O ginásio do Colégio Elite estava lotado naquele fim de tarde para a semifinal do futsal masculino. O time da sala de Miguel era o grande favorito a ser campeão (de novo) por conta do garoto ser o melhor jogador do time e de toda a escola. Magrí procurava um lugar para sentar e ver a partida na arquibancada, mas a escola inteira se fazia presente e os lugares vagos estavam esparsos. Encontrou um lugar vazio ao lado de Danielle e suspirou de resignação. Subiu até o local rapidamente.

— Tem alguém aqui?

— Não. Cheguei agora.

Dani colocou a mochila nos pés para facilitar para que Magrí se acomodasse. A estranheza estava no ar. As duas não se falavam desde o incidente no estacionamento. A garota ruiva olhava para quadra evitando o olhar questionador da menina dos Karas. 

Dani, porém, foi a primeira que falou para a surpresa da outra:

— Fiquei sabendo que sua sala ganhou de novo no vôlei feminino. Parabéns.

— Ah... Obrigada, Dani. Foi difícil, mas deu tudo certo.

A irmã de Crânio fez uma expressão que indicava que ela não concordava com Magrí sobre a partida ser difícil para a menina dos Karas, contudo não disse nada. Magrí respirou fundo e disse:

— Eu lamento que você não vai poder jogar a final do nono ano pela sua classe. É uma pena mesmo, você joga muito bem, é muito rápida.

— Obrigada... — Dani olhou para Magrí pela primeira vez — Creio que Crânio te contou, certo?

Magrí ficou tensa pela citação do apelido do namorado. Flashbacks de quando ele foi mencionado voltou à sua memória. Não fugiu da questão.

— Sim, foi ele...

— Olha, sobre o que aconteceu antes... — Dani quase tropeçou nas palavras — Eu queria p...

— Deixa para lá, não tenho raiva de você.

E era verdade. Magrí não estava ressentida pela menina. Contudo o sentimento de pena e a vontade de querer ajudá-la eram verdadeiros. Sabia, porém, que Dani não apreciaria pena.

— Ok. Bom... Bom... Obrigada.

Dani ficou pensativa por alguns segundos, até voltar atenção para a partida que estava cada vez mais tensa e violenta na quadra.

Miguel era caçado pelos adversários como uma presa a ser abatida por caçadores, e os meninos grandões não o estavam o poupando de pancadas e entradas violentas para parar as jogadas do garoto. Os alunos nas arquibancadas gritavam indignados. Magrí viu Chumbinho perto de Crânio abaixo de onde ela estava, gritando palavrões raivosos para os alunos adversários da sala de Miguel. Era possível que o machucassem, o que o impediria de jogar — exatamente como queriam.

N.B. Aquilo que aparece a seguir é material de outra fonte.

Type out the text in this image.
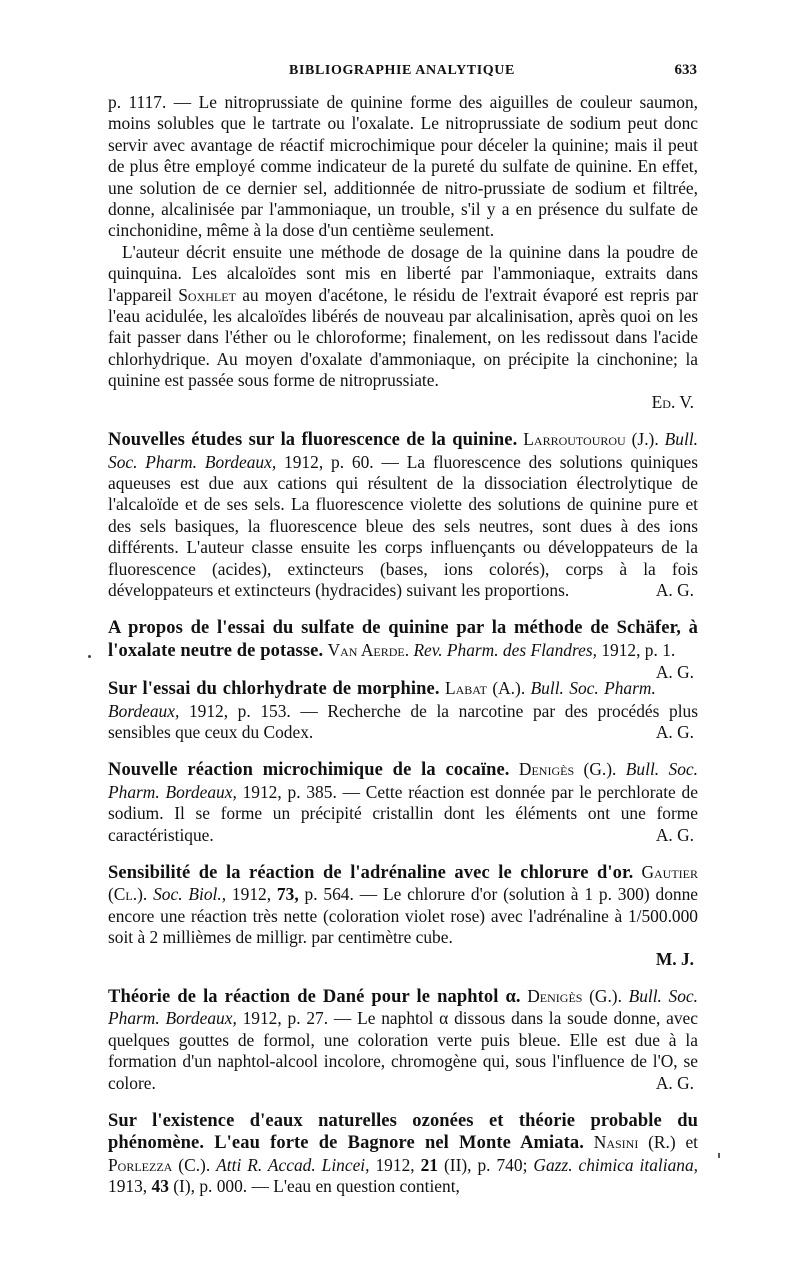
BIBLIOGRAPHIE ANALYTIQUE	633

p. 1117. — Le nitroprussiate de quinine forme des aiguilles de couleur saumon, moins solubles que le tartrate ou l'oxalate. Le nitroprussiate de sodium peut donc servir avec avantage de réactif microchimique pour déceler la quinine; mais il peut de plus être employé comme indicateur de la pureté du sulfate de quinine. En effet, une solution de ce dernier sel, additionnée de nitro-prussiate de sodium et filtrée, donne, alcalinisée par l'ammoniaque, un trouble, s'il y a en présence du sulfate de cinchonidine, même à la dose d'un centième seulement.

L'auteur décrit ensuite une méthode de dosage de la quinine dans la poudre de quinquina. Les alcaloïdes sont mis en liberté par l'ammoniaque, extraits dans l'appareil Soxhlet au moyen d'acétone, le résidu de l'extrait évaporé est repris par l'eau acidulée, les alcaloïdes libérés de nouveau par alcalinisation, après quoi on les fait passer dans l'éther ou le chloroforme; finalement, on les redissout dans l'acide chlorhydrique. Au moyen d'oxalate d'ammoniaque, on précipite la cinchonine; la quinine est passée sous forme de nitroprussiate.
Ed. V.

Nouvelles études sur la fluorescence de la quinine. Larroutourou (J.). Bull. Soc. Pharm. Bordeaux, 1912, p. 60. — La fluorescence des solutions quiniques aqueuses est due aux cations qui résultent de la dissociation électrolytique de l'alcaloïde et de ses sels. La fluorescence violette des solutions de quinine pure et des sels basiques, la fluorescence bleue des sels neutres, sont dues à des ions différents. L'auteur classe ensuite les corps influençants ou développateurs de la fluorescence (acides), extincteurs (bases, ions colorés), corps à la fois développateurs et extincteurs (hydracides) suivant les proportions.	A. G.

A propos de l'essai du sulfate de quinine par la méthode de Schäfer, à l'oxalate neutre de potasse. Van Aerde. Rev. Pharm. des Flandres, 1912, p. 1.
A. G.

Sur l'essai du chlorhydrate de morphine. Labat (A.). Bull. Soc. Pharm. Bordeaux, 1912, p. 153. — Recherche de la narcotine par des procédés plus sensibles que ceux du Codex.	A. G.

Nouvelle réaction microchimique de la cocaïne. Denigès (G.). Bull. Soc. Pharm. Bordeaux, 1912, p. 385. — Cette réaction est donnée par le perchlorate de sodium. Il se forme un précipité cristallin dont les éléments ont une forme caractéristique.	A. G.

Sensibilité de la réaction de l'adrénaline avec le chlorure d'or. Gautier (Cl.). Soc. Biol., 1912, 73, p. 564. — Le chlorure d'or (solution à 1 p. 300) donne encore une réaction très nette (coloration violet rose) avec l'adrénaline à 1/500.000 soit à 2 millièmes de milligr. par centimètre cube.
M. J.

Théorie de la réaction de Dané pour le naphtol α. Denigès (G.). Bull. Soc. Pharm. Bordeaux, 1912, p. 27. — Le naphtol α dissous dans la soude donne, avec quelques gouttes de formol, une coloration verte puis bleue. Elle est due à la formation d'un naphtol-alcool incolore, chromogène qui, sous l'influence de l'O, se colore.	A. G.

Sur l'existence d'eaux naturelles ozonées et théorie probable du phénomène. L'eau forte de Bagnore nel Monte Amiata. Nasini (R.) et Porlezza (C.). Atti R. Accad. Lincei, 1912, 21 (II), p. 740; Gazz. chimica italiana, 1913, 43 (I), p. 000. — L'eau en question contient,
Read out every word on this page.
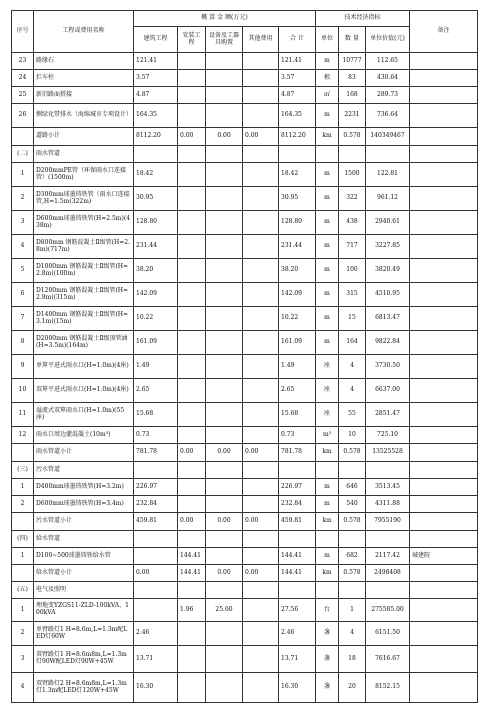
序号	工程或费用名称	概 算 金 额(万元)					技术经济指标			备注
		建筑工程	安装工程	设备及工器具购置	其他费用	合 计	单位	数 量	单位价值(元)	
23	路缘石	121.41				121.41	m	10777	112.65	
24	拦车柱	3.57				3.57	根	83	430.64	
25	新旧路面搭接	4.87				4.87	㎡	168	289.73	
26	侧绿化带排水（海绵城市专项设计）	164.35				164.35	m	2231	736.64	
	道路小计	8112.20	0.00	0.00	0.00	8112.20	km	0.578	140349467	
(二)	雨水管道									
1	D200mmPE管（环保雨水口连接管）(1500m)	18.42				18.42	m	1500	122.81	
2	D300mm球墨铸铁管（雨水口连接管,H=1.5m(322m)	30.95				30.95	m	322	961.12	
3	D600mm球墨铸铁管(H=2.5m)(438m)	128.80				128.80	m	438	2940.61	
4	D800mm 钢筋混凝土Ⅱ级管(H=2.8m)(717m)	231.44				231.44	m	717	3227.85	
5	D1000mm 钢筋混凝土Ⅱ级管(H=2.8m)(100m)	38.20				38.20	m	100	3820.49	
6	D1200mm 钢筋混凝土Ⅱ级管(H=2.9m)(315m)	142.09				142.09	m	315	4510.95	
7	D1400mm 钢筋混凝土Ⅱ级管(H=3.1m)(15m)	10.22				10.22	m	15	6813.47	
8	D2000mm 钢筋混凝土Ⅱ级顶管涵(H=3.5m)(164m)	161.09				161.09	m	164	9822.84	
9	单箅平进式雨水口(H=1.0m)(4座)	1.49				1.49	座	4	3730.50	
10	双箅平进式雨水口(H=1.0m)(4座)	2.65				2.65	座	4	6637.00	
11	溢流式双箅雨水口(H=1.0m)(55座)	15.68				15.68	座	55	2851.47	
12	雨水口周边灌混凝土(10m³)	0.73				0.73	m³	10	725.10	
	雨水管道小计	781.78	0.00	0.00	0.00	781.78	km	0.578	13525528	
(三)	污水管道									
1	D400mm球墨铸铁管(H=3.2m)	226.97				226.97	m	646	3513.45	
2	D600mm球墨铸铁管(H=3.4m)	232.84				232.84	m	540	4311.88	
	污水管道小计	459.81	0.00	0.00	0.00	459.81	km	0.578	7955190	
(四)	给水管道									
1	D100~500球墨铸铁给水管		144.41			144.41	m	682	2117.42	城建院
	给水管道小计	0.00	144.41	0.00	0.00	144.41	km	0.578	2498408	
(五)	电气及照明									
1	埋地变YZGS11-ZLD-100kVA、100kVA		1.96	25.60		27.56	台	1	275585.00	
2	单臂路灯1 H=8.6m,L=1.3m配LED灯60W	2.46				2.46	盏	4	6151.50	
3	双臂路灯1 H=8.6m8m,L=1.3m灯90W配LED灯90W+45W	13.71				13.71	盏	18	7616.67	
4	双臂路灯2 H=8.6m8m,L=1.3m灯1.3m配LED灯120W+45W	16.30				16.30	盏	20	8152.15	
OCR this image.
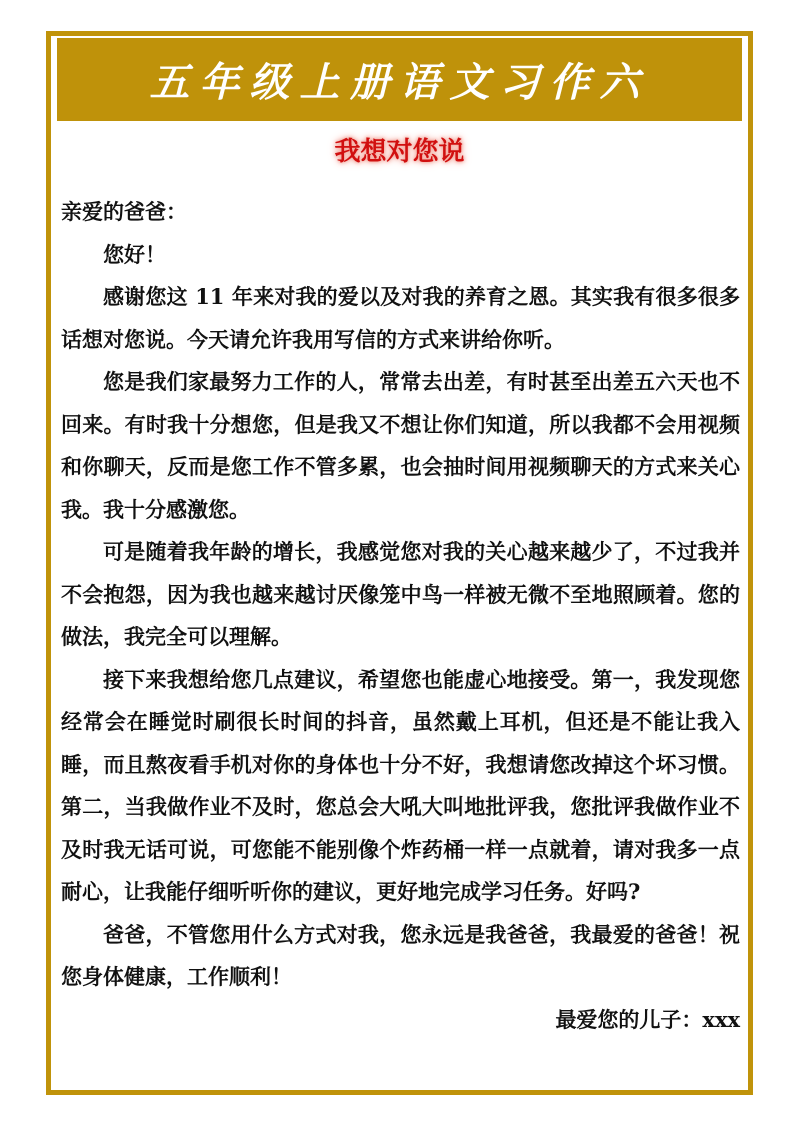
五年级上册语文习作六
我想对您说

亲爱的爸爸：

您好！

感谢您这 11 年来对我的爱以及对我的养育之恩。其实我有很多很多话想对您说。今天请允许我用写信的方式来讲给你听。

您是我们家最努力工作的人，常常去出差，有时甚至出差五六天也不回来。有时我十分想您，但是我又不想让你们知道，所以我都不会用视频和你聊天，反而是您工作不管多累，也会抽时间用视频聊天的方式来关心我。我十分感激您。

可是随着我年龄的增长，我感觉您对我的关心越来越少了，不过我并不会抱怨，因为我也越来越讨厌像笼中鸟一样被无微不至地照顾着。您的做法，我完全可以理解。

接下来我想给您几点建议，希望您也能虚心地接受。第一，我发现您经常会在睡觉时刷很长时间的抖音，虽然戴上耳机，但还是不能让我入睡，而且熬夜看手机对你的身体也十分不好，我想请您改掉这个坏习惯。第二，当我做作业不及时，您总会大吼大叫地批评我，您批评我做作业不及时我无话可说，可您能不能别像个炸药桶一样一点就着，请对我多一点耐心，让我能仔细听听你的建议，更好地完成学习任务。好吗?

爸爸，不管您用什么方式对我，您永远是我爸爸，我最爱的爸爸！祝您身体健康，工作顺利！

最爱您的儿子：xxx
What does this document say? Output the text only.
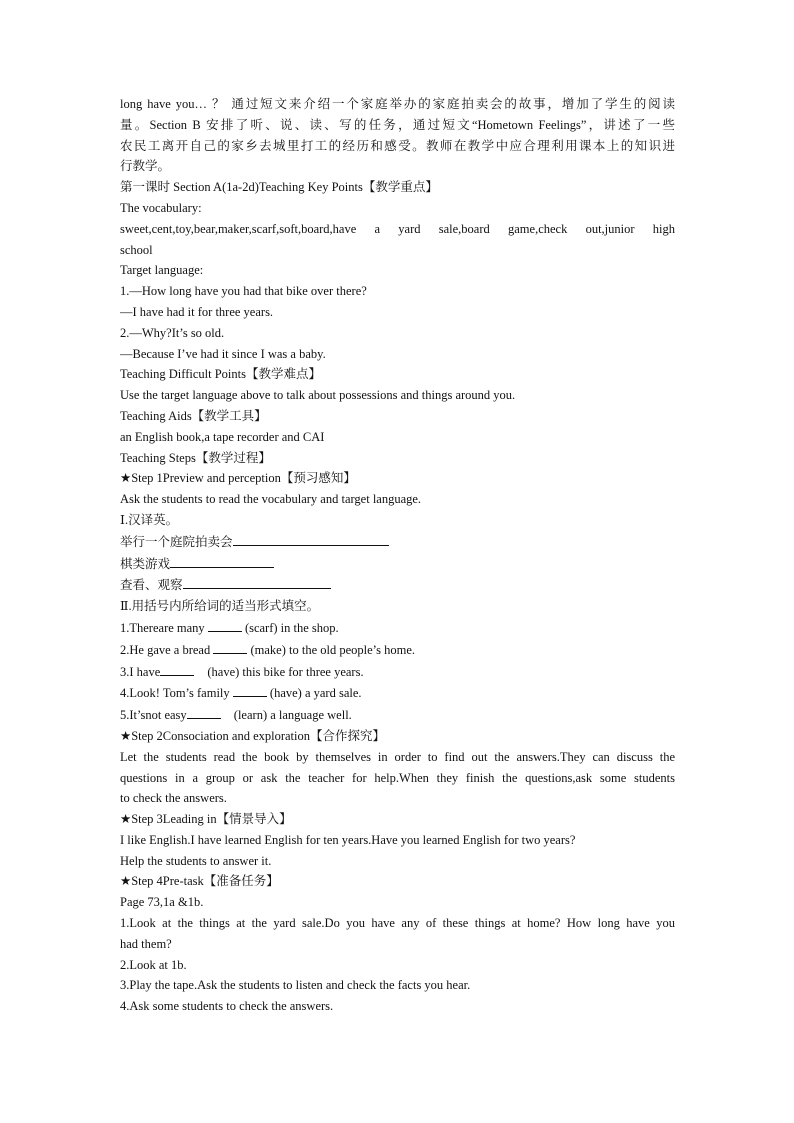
long have you… ？ 通过短文来介绍一个家庭举办的家庭拍卖会的故事，增加了学生的阅读
量。Section B 安排了听、说、读、写的任务，通过短文“Hometown Feelings”，讲述了一些
农民工离开自己的家乡去城里打工的经历和感受。教师在教学中应合理利用课本上的知识进
行教学。
第一课时 Section A(1a-2d)Teaching Key Points【教学重点】
The vocabulary:
sweet,cent,toy,bear,maker,scarf,soft,board,have a yard sale,board game,check out,junior high
school
Target language:
1.—How long have you had that bike over there?
—I have had it for three years.
2.—Why?It’s so old.
—Because I’ve had it since I was a baby.
Teaching Difficult Points【教学难点】
Use the target language above to talk about possessions and things around you.
Teaching Aids【教学工具】
an English book,a tape recorder and CAI
Teaching Steps【教学过程】
★Step 1Preview and perception【预习感知】
Ask the students to read the vocabulary and target language.
Ⅰ.汉译英。
举行一个庭院拍卖会
棋类游戏
查看、观察
Ⅱ.用括号内所给词的适当形式填空。
1.Thereare many	(scarf) in the shop.
2.He gave a bread	(make) to the old people’s home.
3.I have	(have) this bike for three years.
4.Look! Tom’s family	(have) a yard sale.
5.It’snot easy	(learn) a language well.
★Step 2Consociation and exploration【合作探究】
Let the students read the book by themselves in order to find out the answers.They can discuss the
questions in a group or ask the teacher for help.When they finish the questions,ask some students
to check the answers.
★Step 3Leading in【情景导入】
I like English.I have learned English for ten years.Have you learned English for two years?
Help the students to answer it.
★Step 4Pre-task【准备任务】
Page 73,1a &1b.
1.Look at the things at the yard sale.Do you have any of these things at home? How long have you
had them?
2.Look at 1b.
3.Play the tape.Ask the students to listen and check the facts you hear.
4.Ask some students to check the answers.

Faltavam poucos minutos para o fim do jogo, quando Miguel foi derrubado por um jogador com um carrinho que acertou diretamente a panturrilha do menino. Todos na arquibancada se levantaram.

— Ai meus, Miguel! Agora machucaram ele de verdade!

— Ele não consegue se levantar, Magrí... — Dani roeu as unhas — Que m**! Só porque o time dele está ganhando!

Magrí apontou para quadra. Miguel tentava se levantar a todo custo, mas a dor o estava impedindo. Por fim, o juiz, que era um professor, junto com seus colegas de time o levantaram e o colocaram mancando em um dos bancos perto da quadra. Claramente, ele não tinha mais condições de jogar.

Dani estava tão aflita pela cena, muito mais do que Magrí. A primeira sem querer, deixou a mochila tombar com o zíper aberto. De dentro, a menina dos Karas viu diversos papéis cartões e papéis de carta com a letra bem marcada da irmã de Crânio. Em todas elas havia o nome de Miguel.

Magrí encarou com Dani com determinação. Num impulso, pegou com firmeza no pulso de Dani e a arrastou saindo da arquibancada indo em direção a quadra.

— Você ficou maluca?! Me solta, Magrí!

— Você vai lá ajudar ele agora! Não quero saber de protestos!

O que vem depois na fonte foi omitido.